Time: $O(\texttt{sort})$
Space: $O(n)$

C++JavaPython

class Solution {
 public:
  int minMeetingRooms(vector<vector<int>>& intervals) {
    ranges::sort(intervals);

    // Store the end times of each room.
    priority_queue<int, vector<int>, greater<>> minHeap;

    for (const vector<int>& interval : intervals) {
      // There's no overlap, so we can reuse the same room.
      if (!minHeap.empty() && interval[0] >= minHeap.top())
        minHeap.pop();
      minHeap.push(interval[1]);
    }

    return minHeap.size();
  }
};

class Solution {
  public int minMeetingRooms(int[][] intervals) {
    Arrays.sort(intervals, (a, b) -> (a[0] - b[0]));

    // Store the end times of each room.
    Queue<Integer> minHeap = new PriorityQueue<>();

    for (int[] interval : intervals) {
      // There's no overlap, so we can reuse the same room.
      if (!minHeap.isEmpty() && interval[0] >= minHeap.peek())
        minHeap.poll();
      minHeap.offer(interval[1]);
    }

    return minHeap.size();
  }
}

class Solution:
  def minMeetingRooms(self, intervals: List[List[int]]) -> int:
    minHeap = []  # Store the end times of each room.

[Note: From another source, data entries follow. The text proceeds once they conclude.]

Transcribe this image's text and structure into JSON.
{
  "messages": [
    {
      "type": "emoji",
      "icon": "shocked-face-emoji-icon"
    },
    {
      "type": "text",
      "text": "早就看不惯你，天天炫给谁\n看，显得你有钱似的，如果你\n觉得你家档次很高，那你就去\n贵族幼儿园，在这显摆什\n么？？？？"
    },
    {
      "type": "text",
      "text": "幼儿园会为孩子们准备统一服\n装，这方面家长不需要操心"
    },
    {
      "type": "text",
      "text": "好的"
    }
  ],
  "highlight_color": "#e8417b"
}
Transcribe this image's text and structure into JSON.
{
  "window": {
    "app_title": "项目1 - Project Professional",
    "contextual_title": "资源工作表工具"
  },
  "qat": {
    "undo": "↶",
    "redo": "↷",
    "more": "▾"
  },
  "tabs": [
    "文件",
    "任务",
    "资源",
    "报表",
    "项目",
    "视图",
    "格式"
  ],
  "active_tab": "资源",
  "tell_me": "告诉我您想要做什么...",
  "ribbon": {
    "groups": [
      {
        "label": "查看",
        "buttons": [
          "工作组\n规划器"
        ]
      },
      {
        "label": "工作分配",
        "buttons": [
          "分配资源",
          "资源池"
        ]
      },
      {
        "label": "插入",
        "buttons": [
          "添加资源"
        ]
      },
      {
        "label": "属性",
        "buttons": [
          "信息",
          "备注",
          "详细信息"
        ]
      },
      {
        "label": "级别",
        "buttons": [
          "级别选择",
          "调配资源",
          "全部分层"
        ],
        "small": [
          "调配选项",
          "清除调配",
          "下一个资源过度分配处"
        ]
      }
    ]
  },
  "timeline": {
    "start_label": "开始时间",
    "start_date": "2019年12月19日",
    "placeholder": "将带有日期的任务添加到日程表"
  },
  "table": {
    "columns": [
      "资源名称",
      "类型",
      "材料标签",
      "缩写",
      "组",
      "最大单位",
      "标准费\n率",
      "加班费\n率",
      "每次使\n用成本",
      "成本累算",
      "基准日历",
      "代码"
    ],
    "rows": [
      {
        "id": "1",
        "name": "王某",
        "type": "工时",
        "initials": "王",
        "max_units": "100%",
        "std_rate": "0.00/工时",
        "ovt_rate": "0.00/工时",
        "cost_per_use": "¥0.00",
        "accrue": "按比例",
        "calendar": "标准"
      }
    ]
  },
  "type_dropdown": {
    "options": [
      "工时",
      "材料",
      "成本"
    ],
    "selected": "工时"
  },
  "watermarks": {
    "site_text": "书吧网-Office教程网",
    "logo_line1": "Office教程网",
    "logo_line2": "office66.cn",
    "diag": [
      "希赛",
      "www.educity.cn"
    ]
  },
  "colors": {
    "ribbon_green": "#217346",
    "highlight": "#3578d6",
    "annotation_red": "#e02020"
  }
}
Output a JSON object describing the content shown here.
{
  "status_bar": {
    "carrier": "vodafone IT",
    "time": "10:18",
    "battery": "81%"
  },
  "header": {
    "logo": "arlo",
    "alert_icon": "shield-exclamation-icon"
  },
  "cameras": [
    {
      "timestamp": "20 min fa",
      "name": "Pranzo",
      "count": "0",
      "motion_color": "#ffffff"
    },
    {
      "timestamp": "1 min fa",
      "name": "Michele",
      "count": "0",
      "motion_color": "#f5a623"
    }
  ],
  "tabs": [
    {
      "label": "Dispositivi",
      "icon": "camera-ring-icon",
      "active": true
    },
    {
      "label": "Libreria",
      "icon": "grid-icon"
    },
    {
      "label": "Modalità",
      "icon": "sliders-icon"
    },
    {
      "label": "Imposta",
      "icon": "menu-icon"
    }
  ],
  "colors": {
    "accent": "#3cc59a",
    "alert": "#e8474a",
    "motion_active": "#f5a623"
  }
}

    for start, end in sorted(intervals):
      # There's no overlap, so we can reuse the same room.
      if minHeap and start >= minHeap[0]:
        heapq.heappop(minHeap)
      heapq.heappush(minHeap, end)

    return len(minHeap)

Approach 2: Sort¶

Time: $O(\texttt{sort})$
Space: $O(n)$

C++JavaPython

class Solution {
 public:
  int minMeetingRooms(vector<vector<int>>& intervals) {
    const int n = intervals.size();
    int ans = 0;
    vector<int> starts;
    vector<int> ends;

    for (const vector<int>& interval : intervals) {
      starts.push_back(interval[0]);
      ends.push_back(interval[1]);
    }

    ranges::sort(starts);
    ranges::sort(ends);

    for (int i = 0, j = 0; i < n; ++i)
      if (starts[i] < ends[j])
        ++ans;
      else
        ++j;

    return ans;
  }
};

class Solution {
  public int minMeetingRooms(int[][] intervals) {
    final int n = intervals.length;
    int ans = 0;
    int[] starts = new int[n];
    int[] ends = new int[n];

    for (int i = 0; i < n; ++i) {
      starts[i] = intervals[i][0];
      ends[i] = intervals[i][1];
    }

    Arrays.sort(starts);
    Arrays.sort(ends);

    // J points to ends
    for (int i = 0, j = 0; i < n; ++i)
      if (starts[i] < ends[j])
        ++ans;
      else
        ++j;

    return ans;
  }
}

class Solution:
  def minMeetingRooms(self, intervals: List[List[int]]) -> int:
    n = len(intervals)
    ans = 0
    starts = []
    ends = []

    for start, end in intervals:
      starts.append(start)
      ends.append(end)

    starts.sort()
    ends.sort()

    j = 0
    for i in range(n):
      if starts[i] < ends[j]:
        ans += 1
      else:
        j += 1

    return ans